After adding the Active Directory Recovery Password Viewer Tool, you also need to extend Active Directory Domain Services. This is done by running the following command using an account with Enterprise Admins permissions: regsvr32 bdeaducext.dll. This will enable the BitLocker Drive Encryption (BDE) extensions for Active Directory Users and Computers.



Exercise: Adding the BitLocker Active Directory Recovery Password Viewer Tool

  1. Log on to the Windows 7 computer, and launch the GPMC via the Administrative Tools menu.

  2. Browse to the Default Domain Policy. Right-click the Default Domain Policy and select Edit.

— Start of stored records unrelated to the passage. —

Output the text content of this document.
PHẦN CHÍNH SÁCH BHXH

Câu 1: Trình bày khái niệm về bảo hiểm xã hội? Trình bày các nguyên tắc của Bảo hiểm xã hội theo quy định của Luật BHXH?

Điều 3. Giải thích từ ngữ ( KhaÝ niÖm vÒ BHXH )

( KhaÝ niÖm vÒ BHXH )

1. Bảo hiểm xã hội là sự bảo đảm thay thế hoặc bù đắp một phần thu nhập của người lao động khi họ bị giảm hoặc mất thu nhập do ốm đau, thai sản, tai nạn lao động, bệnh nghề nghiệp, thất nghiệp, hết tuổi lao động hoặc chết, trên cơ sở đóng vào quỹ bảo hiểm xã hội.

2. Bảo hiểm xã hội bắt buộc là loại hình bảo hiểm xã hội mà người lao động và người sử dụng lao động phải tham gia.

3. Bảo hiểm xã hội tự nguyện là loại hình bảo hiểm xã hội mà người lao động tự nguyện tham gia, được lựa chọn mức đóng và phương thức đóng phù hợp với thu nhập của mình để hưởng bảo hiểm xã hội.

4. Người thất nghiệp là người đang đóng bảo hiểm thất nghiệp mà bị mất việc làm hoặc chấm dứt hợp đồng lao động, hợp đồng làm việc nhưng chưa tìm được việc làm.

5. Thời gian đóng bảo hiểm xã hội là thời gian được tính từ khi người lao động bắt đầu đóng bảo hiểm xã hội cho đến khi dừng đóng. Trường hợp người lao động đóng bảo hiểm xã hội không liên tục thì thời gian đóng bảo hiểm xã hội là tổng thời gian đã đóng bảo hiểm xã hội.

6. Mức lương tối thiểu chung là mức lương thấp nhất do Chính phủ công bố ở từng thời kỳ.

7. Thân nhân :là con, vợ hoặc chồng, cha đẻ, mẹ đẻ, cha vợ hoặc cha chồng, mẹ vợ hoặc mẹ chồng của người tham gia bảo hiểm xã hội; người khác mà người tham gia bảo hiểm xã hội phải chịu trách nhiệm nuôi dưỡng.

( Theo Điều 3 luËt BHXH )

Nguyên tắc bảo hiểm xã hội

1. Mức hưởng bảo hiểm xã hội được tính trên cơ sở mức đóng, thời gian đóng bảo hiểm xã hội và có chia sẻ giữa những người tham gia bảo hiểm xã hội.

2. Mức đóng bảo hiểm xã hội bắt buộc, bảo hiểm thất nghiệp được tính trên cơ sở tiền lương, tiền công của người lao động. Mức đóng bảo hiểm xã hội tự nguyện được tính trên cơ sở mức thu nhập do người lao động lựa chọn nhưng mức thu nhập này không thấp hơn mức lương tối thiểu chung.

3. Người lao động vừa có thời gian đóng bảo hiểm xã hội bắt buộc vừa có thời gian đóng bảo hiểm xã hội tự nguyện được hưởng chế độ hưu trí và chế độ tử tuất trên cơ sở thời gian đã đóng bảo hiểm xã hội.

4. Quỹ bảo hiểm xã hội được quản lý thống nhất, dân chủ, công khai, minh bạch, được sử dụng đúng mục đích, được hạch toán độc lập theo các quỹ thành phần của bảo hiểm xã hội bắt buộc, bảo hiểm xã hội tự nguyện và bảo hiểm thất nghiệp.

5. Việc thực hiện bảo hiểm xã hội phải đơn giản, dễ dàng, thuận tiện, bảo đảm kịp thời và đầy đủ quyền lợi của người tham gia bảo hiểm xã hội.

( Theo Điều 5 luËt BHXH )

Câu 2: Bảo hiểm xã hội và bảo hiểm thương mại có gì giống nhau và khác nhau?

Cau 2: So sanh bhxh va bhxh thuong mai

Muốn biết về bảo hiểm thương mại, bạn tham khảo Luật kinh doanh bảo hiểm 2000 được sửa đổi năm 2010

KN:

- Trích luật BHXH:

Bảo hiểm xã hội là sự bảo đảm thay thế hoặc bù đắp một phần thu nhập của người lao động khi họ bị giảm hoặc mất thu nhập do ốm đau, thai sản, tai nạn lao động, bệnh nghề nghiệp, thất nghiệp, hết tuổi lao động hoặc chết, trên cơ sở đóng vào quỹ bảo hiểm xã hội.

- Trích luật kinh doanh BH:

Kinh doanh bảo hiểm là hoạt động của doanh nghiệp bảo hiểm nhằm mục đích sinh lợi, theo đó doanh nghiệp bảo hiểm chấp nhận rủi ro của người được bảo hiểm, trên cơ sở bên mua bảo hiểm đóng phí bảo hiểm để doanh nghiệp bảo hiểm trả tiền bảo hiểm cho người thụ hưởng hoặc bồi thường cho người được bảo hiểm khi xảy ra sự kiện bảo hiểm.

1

  3. Browse to the Computer Configuration => Policies => Administrative Templates => System => Trusted Platform Module Services node.

  4. Double-click the Turn On TPM Backup To Active Directory Domain Services setting. Select Enabled. Ensure that Require TPM Backup To AD DS is selected and click OK.

  5. Launch a command prompt with administrative permissions. Execute the following command to refresh Group Policy:

    Gpupdate /force

  6. Click Start => Control Panel. Type Features in the Search Control Panel box. Click Turn Windows Features On Or Off.

  7. Expand Remote Server Administration Tools and Feature Administration Tools. Select BitLocker Password Recovery Viewer, as shown in the following graphic.



  8. Scroll down to the Role Administration Tools. Expand Role Administration Tools => AD DS => AD LDS Tools => AD DS Tools. Select AD DS Snap-ins And Command-line Tools. Click OK. This will install Active Directory Users and Computers and some other management consoles.

  9. Log on to the domain controller using an account with administrative permissions. Launch a command prompt with administrative permissions and execute the following command:

    regsvr32 bdeaducext.dll

  10. Return to Windows 7. Launch Active Directory Users and Computers via the Administrative Tools menu.